Jésus
CHAPITRE II
1. — Et je préfère le soir au jour.
2. — Le soir efface entre nous tous, les choses du dessus. Il ôte les barrières qu’on voit, et la mauvaise richesse des heures et tous les couvercles du jour. Il est quelque chose de moins. J’aime mieux le soir : la lumière pauvre.
3. — Qui restitue.
4. — Le soir pudique montre la vérité. Et les cœurs qu’on a sont placés à même dans l’ombre.
5. — Cette présence sans couleur est une apparition plus forte que le buisson ardent qu’a vu sur la montagne le Père de nos pères.
6. — Quand Moïse, tout tremblant d’abord, n’osa considérer ce que c’était.
7. — Et si on m’a dit dans la lumière du jour : adore ceci ou cela, je me réponds parfois, quand l’ombre est venue laver le jour à côté de moi : Non. Parce que je vois que ceci ou cela n’est pas vrai.
8. — Comme je rentrais au jour tombant, chez mon père et ma mère, je vis se dresser pas loin de ma porte un garçon qui avait environ mon âge, et qui était maigre et dépouillé.
9. — Il me demanda : Tu aimes tes parents par dessus tout ? Je répondis oui. Il cria : Non !
10. — Et il sembla que nous nous soyons heurtés jusqu’aux racines extraordinaires qu’on a dans la terre. Puis il disparut. Il n’avait été que celui qui a dit non.
11. — Après, je sus que c’était Jean fils de Zacharie.
12. — Or dans la chambre du soir nous étions là.
13. — Et je voyais encore à peu près la tête hochante de mon père et les épaules de ma mère pliées sous la pesante journée.
14. — Comme on ne pouvait plus rien faire d’utile dans cette chambre, on parlait inutilement. Mes parents parlaient des voisins, et des voisins des voisins, et de tous les gens du village. Et ils les critiquaient ou les jalousaient, disant : Thadée a fait cela, et voilà ce qu’a fait Saphira. Pourquoi ne le ferions-nous pas ?
15. — Et je vis bien que les familles, ce sont des étroites conjurations qui sont les unes contre les autres, et qu’il s’y enfouit la graine de la lutte et de l’envie.
16. — Et voilà que la nuit noircissait la porte de la chambre. La nuit, en vérité, ouvrait cette porte en la mélangeant à tout. Et par cette porte ouverte, il me semblait que je sortais de la maison et que je m’en allais vers tous les autres : ceux des espaces et des temps.

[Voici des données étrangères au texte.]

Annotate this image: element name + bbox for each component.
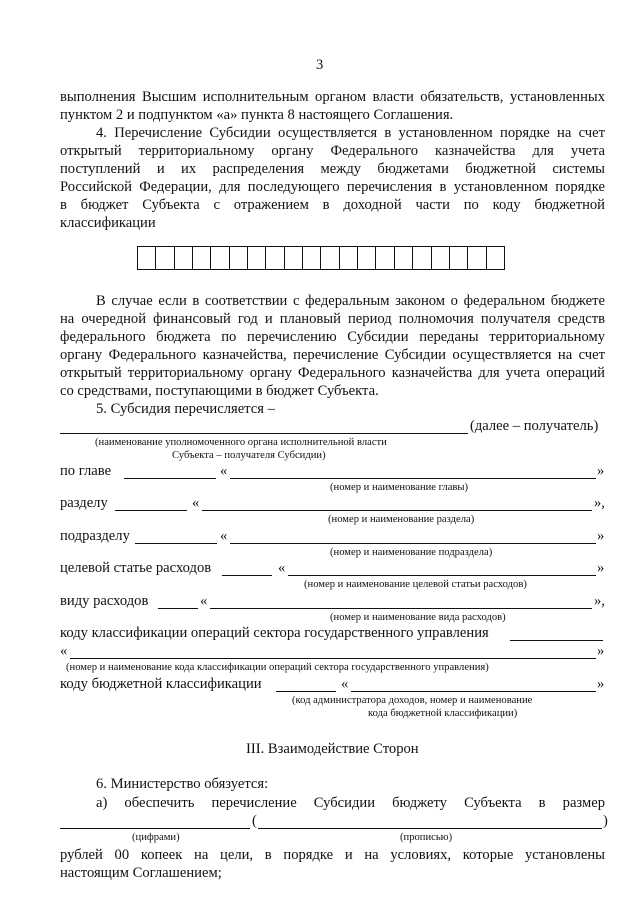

17. — Mon père, ma mère, ce n’est probablement pas vous la vraie famille que j’ai. Il y a dehors, là-bas, des gens qui sont plus mes parents que vous autres, et qui ne sont pas encore mes parents. Je ne suis pas venu vers vous. Celui-là est mon frère, qui marche vers moi. Et essaie d’être mon frère, avant d’avoir un nom. Quand je dis : Mon frère, je l’appelle, au loin.
18. — Tout vient-il de moi, même ma parenté ?
19. — Le lendemain, j’ai cherché Jean Zacharie, pour le remercier. S’il n’avait pas parlé, je n’aurais pas osé croire ce que je croyais.